L'avalanche d'IA : comment Microsoft a noyé les utilisateurs sous les mauvaises idées
La stratégie initiale du « PC IA » de Microsoft se voulait exhaustive, touchant aussi bien l'interface utilisateur que les processus d'arrière-plan. Copilot est ainsi devenu l'élément central incontestable, ses boutons surgissant dans des applications fondamentales comme l'Explorateur de fichiers ou le Bloc-notes, tandis que des notifications incessantes encombraient la barre des tâches.

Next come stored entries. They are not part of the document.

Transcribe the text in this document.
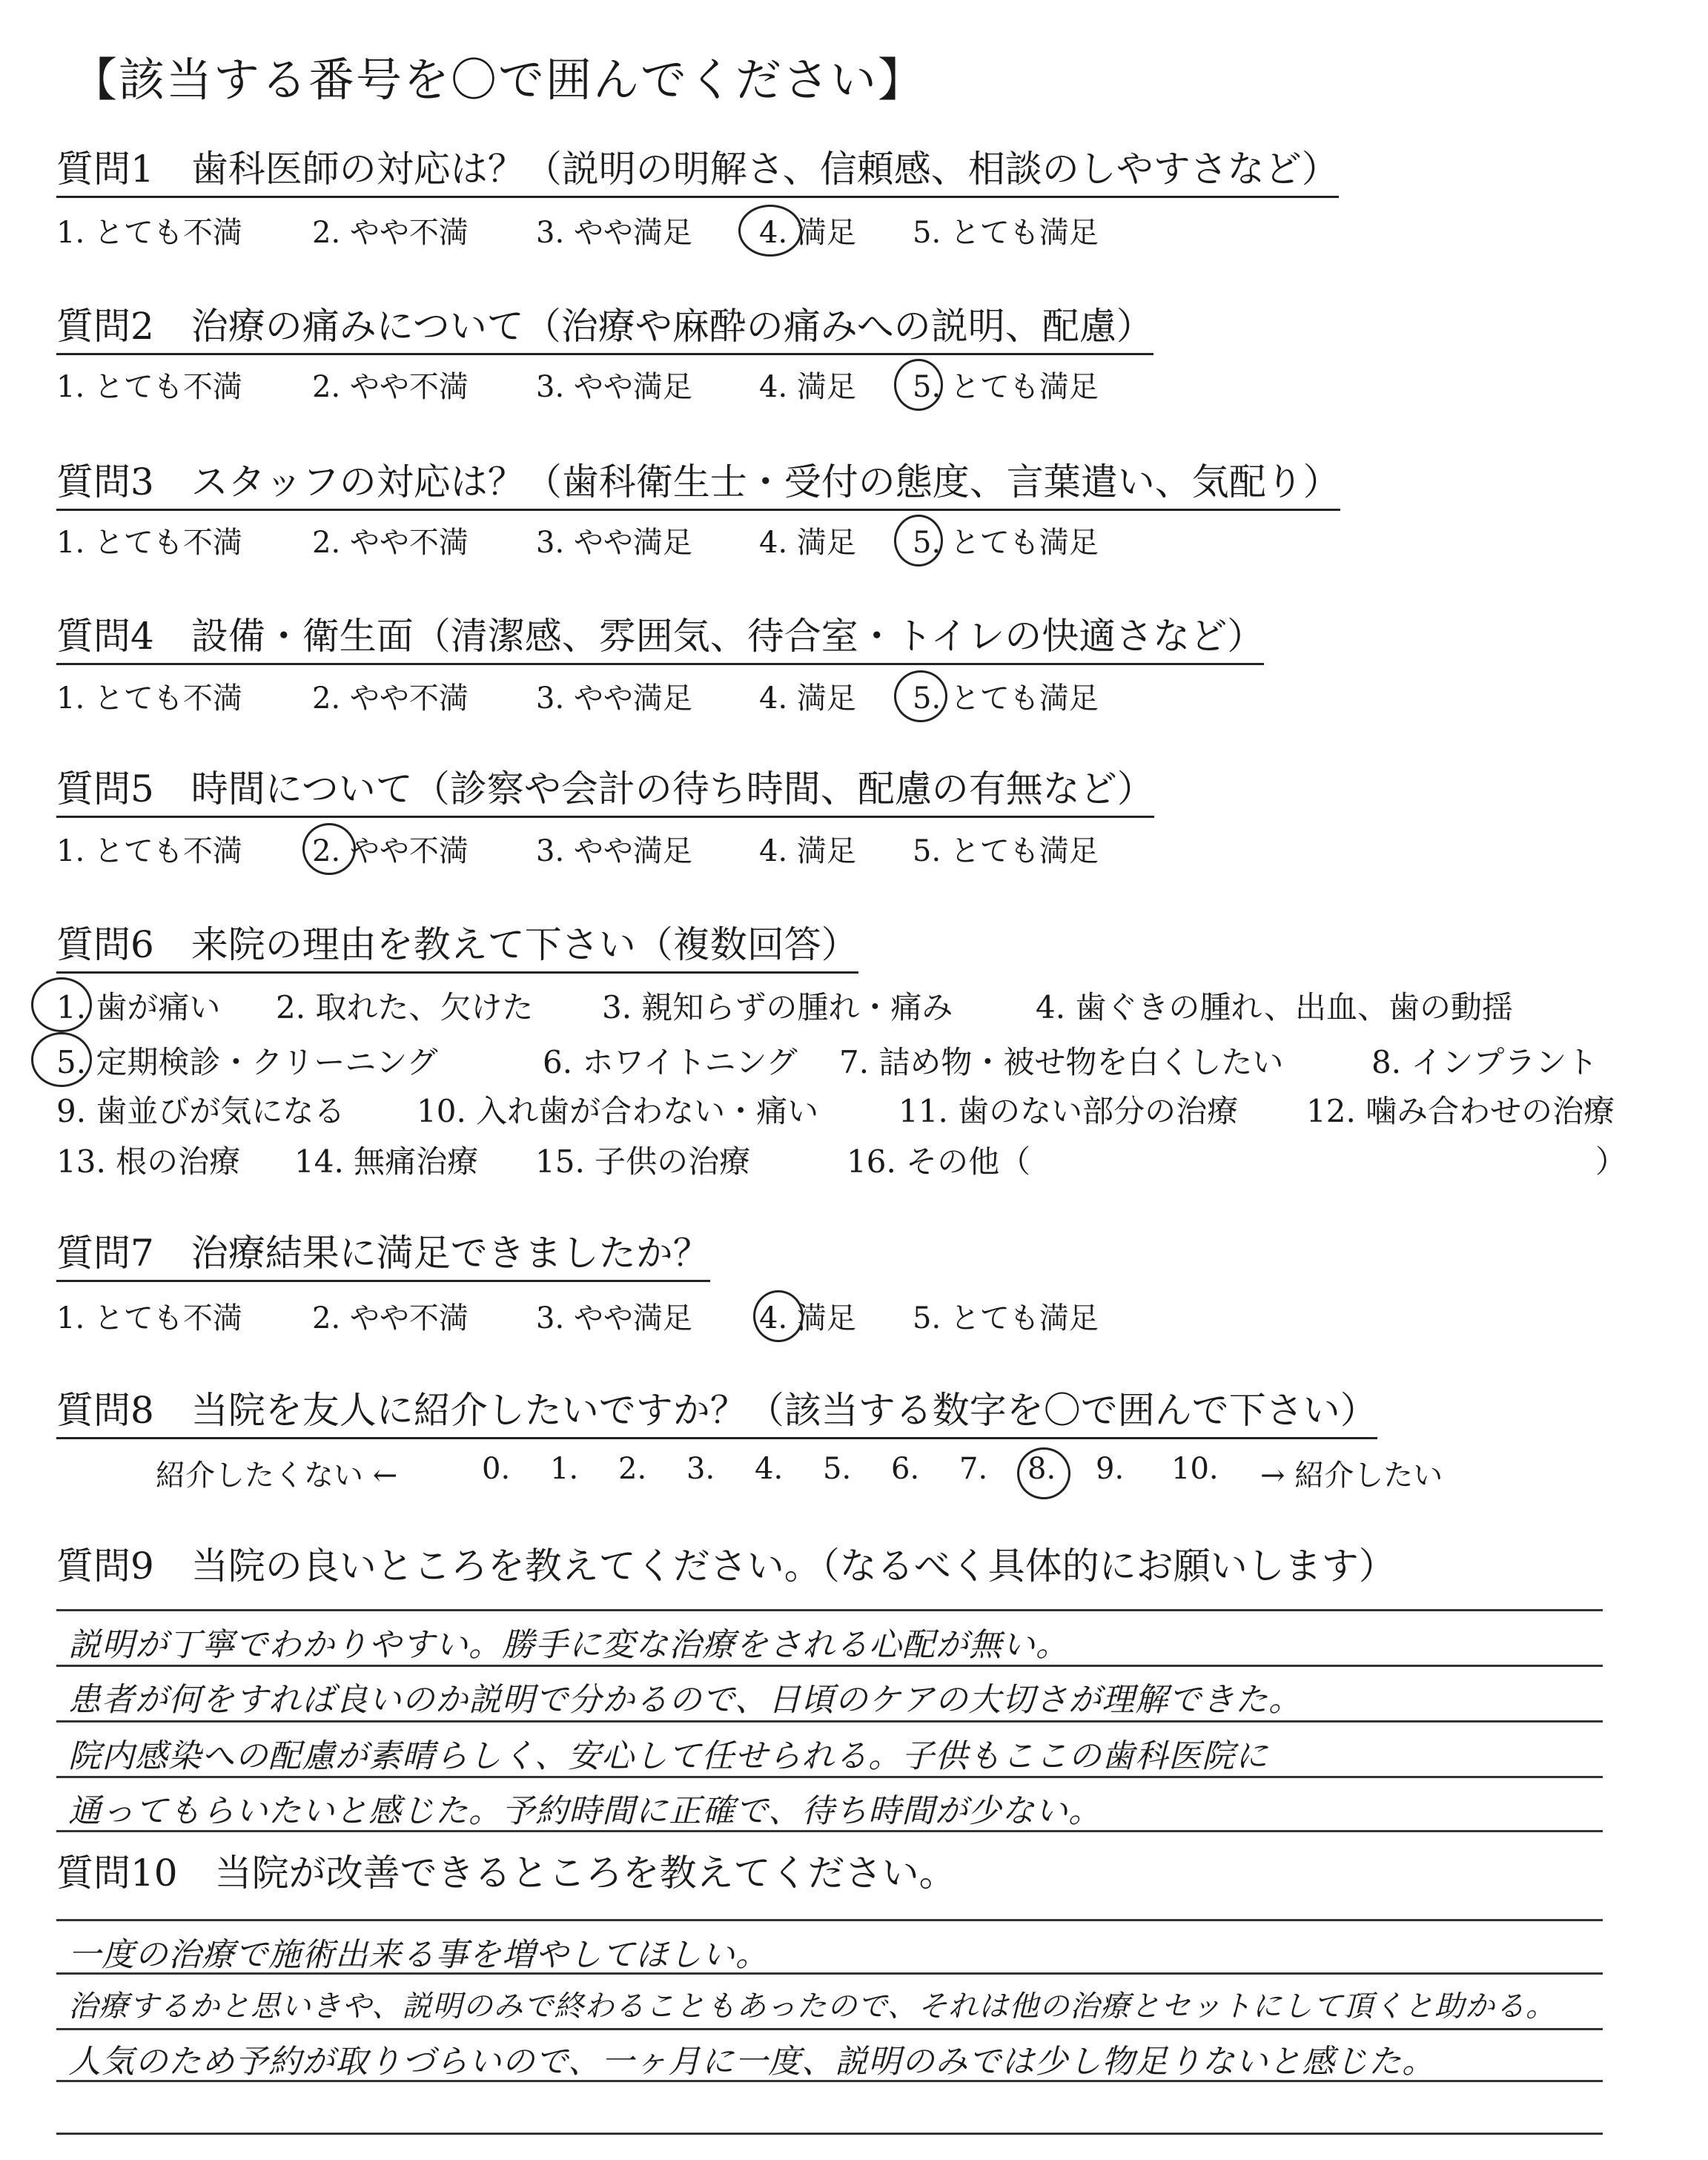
【該当する番号を〇で囲んでください】
質問1　歯科医師の対応は？（説明の明解さ、信頼感、相談のしやすさなど）
1. とても不満 2. やや不満 3. やや満足 4. 満足 5. とても満足
質問2　治療の痛みについて（治療や麻酔の痛みへの説明、配慮）
1. とても不満 2. やや不満 3. やや満足 4. 満足 5. とても満足
質問3　スタッフの対応は？（歯科衛生士・受付の態度、言葉遣い、気配り）
1. とても不満 2. やや不満 3. やや満足 4. 満足 5. とても満足
質問4　設備・衛生面（清潔感、雰囲気、待合室・トイレの快適さなど）
1. とても不満 2. やや不満 3. やや満足 4. 満足 5. とても満足
質問5　時間について（診察や会計の待ち時間、配慮の有無など）
1. とても不満 2. やや不満 3. やや満足 4. 満足 5. とても満足
質問6　来院の理由を教えて下さい（複数回答）
1. 歯が痛い 2. 取れた、欠けた 3. 親知らずの腫れ・痛み	4. 歯ぐきの腫れ、出血、歯の動揺
5. 定期検診・クリーニング	6. ホワイトニング 7. 詰め物・被せ物を白くしたい	8. インプラント
9. 歯並びが気になる 10. 入れ歯が合わない・痛い	11. 歯のない部分の治療 12. 噛み合わせの治療
13. 根の治療 14. 無痛治療 15. 子供の治療	16. その他（	）
質問7　治療結果に満足できましたか？
1. とても不満 2. やや不満 3. やや満足 4. 満足 5. とても満足
質問8　当院を友人に紹介したいですか？（該当する数字を〇で囲んで下さい）
紹介したくない ←	0. 1. 2. 3. 4. 5. 6. 7. 8. 9. 10. → 紹介したい
質問9　当院の良いところを教えてください。（なるべく具体的にお願いします）
説明が丁寧でわかりやすい。勝手に変な治療をされる心配が無い。
患者が何をすれば良いのか説明で分かるので、日頃のケアの大切さが理解できた。
院内感染への配慮が素晴らしく、安心して任せられる。子供もここの歯科医院に
通ってもらいたいと感じた。予約時間に正確で、待ち時間が少ない。
質問10　当院が改善できるところを教えてください。
一度の治療で施術出来る事を増やしてほしい。
治療するかと思いきや、説明のみで終わることもあったので、それは他の治療とセットにして頂くと助かる。
人気のため予約が取りづらいので、一ヶ月に一度、説明のみでは少し物足りないと感じた。
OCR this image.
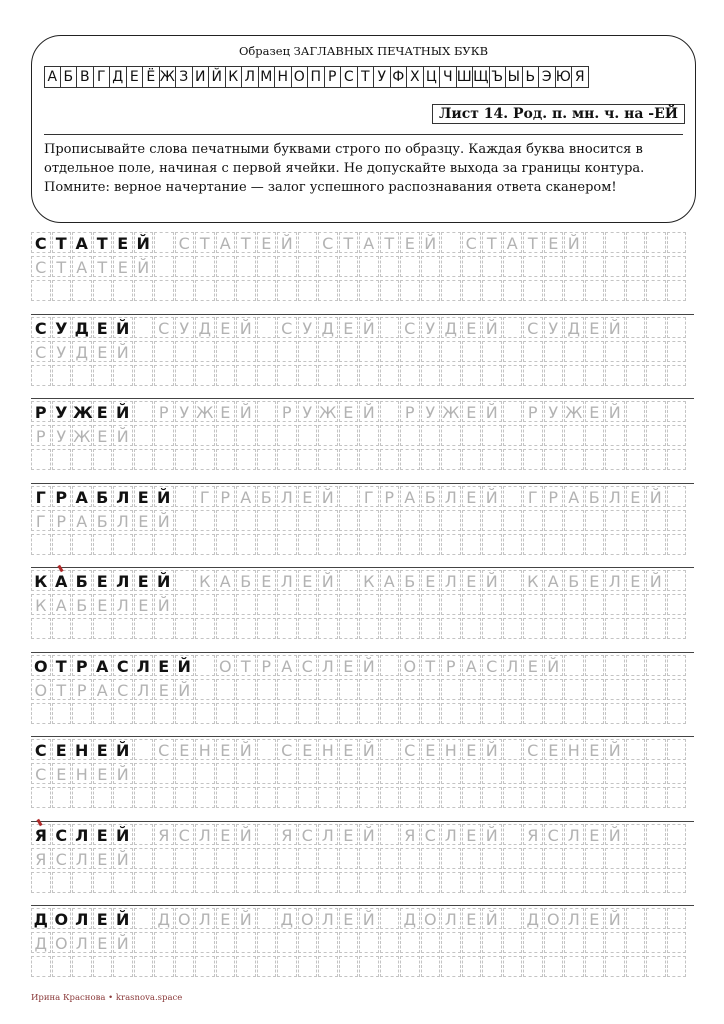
Образец ЗАГЛАВНЫХ ПЕЧАТНЫХ БУКВ
А Б В Г Д Е Ё Ж З И Й К Л М Н О П Р С Т У Ф Х Ц Ч Ш Щ Ъ Ы Ь Э Ю Я
Лист 14. Род. п. мн. ч. на -ЕЙ
Прописывайте слова печатными буквами строго по образцу. Каждая буква вносится в отдельное поле, начиная с первой ячейки. Не допускайте выхода за границы контура. Помните: верное начертание — залог успешного распознавания ответа сканером!
С Т А Т Е Й С Т А Т Е Й С Т А Т Е Й С Т А Т Е Й
С Т А Т Е Й
С У Д Е Й С У Д Е Й С У Д Е Й С У Д Е Й С У Д Е Й
С У Д Е Й
Р У Ж Е Й	Р У Ж Е Й	Р У Ж Е Й	Р У Ж Е Й	Р У Ж Е Й
Р У Ж Е Й
Г Р А Б Л Е Й	Г Р А Б Л Е Й	Г Р А Б Л Е Й	Г Р А Б Л Е Й
Г Р А Б Л Е Й
К А Б Е Л Е Й К А Б Е Л Е Й К А Б Е Л Е Й К А Б Е Л Е Й
К А Б Е Л Е Й
О Т Р А С Л Е Й О Т Р А С Л Е Й О Т Р А С Л Е Й
О Т Р А С Л Е Й
С Е Н Е Й С Е Н Е Й С Е Н Е Й С Е Н Е Й С Е Н Е Й
С Е Н Е Й
Я С Л Е Й Я С Л Е Й Я С Л Е Й Я С Л Е Й Я С Л Е Й
Я С Л Е Й
Д О Л Е Й Д О Л Е Й Д О Л Е Й Д О Л Е Й Д О Л Е Й
Д О Л Е Й
Ирина Краснова • krasnova.space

Pourtant, cette prolifération rapide a vite généré un sentiment négatif, et les raisons en sont évidentes. Les utilisateurs se sont plaints avec véhémence de la lourdeur de l'interface et de l'utilité très inégale de ces outils. L'intégration de Copilot dans des applications simples comme le Bloc-notes ou Paint a été largement jugée inutile, poussant beaucoup à se demander si Microsoft comprenait réellement la manière dont les gens utilisent leurs ordinateurs. De nombreux retours faisaient également état d'une confusion face aux comportements disparates de Copilot d'une application à l'autre. Nous soupçonnons que la télémétrie interne a probablement révélé un intérêt très faible pour ces capacités d'IA imposées. L'ambition de transformer Windows en un « OS agentique », affichée par Pavan Davuluri en novembre 2025, a suscité des milliers de réponses hostiles, pointant du doigt les risques pour la sécurité et le contrôle des données. Microsoft a depuis confirmé l'abandon de ce projet spécifique, le qualifiant de « cauchemar de sécurité à maintenir » — un aveu de sincérité qui en dit long sur les failles du concept originel.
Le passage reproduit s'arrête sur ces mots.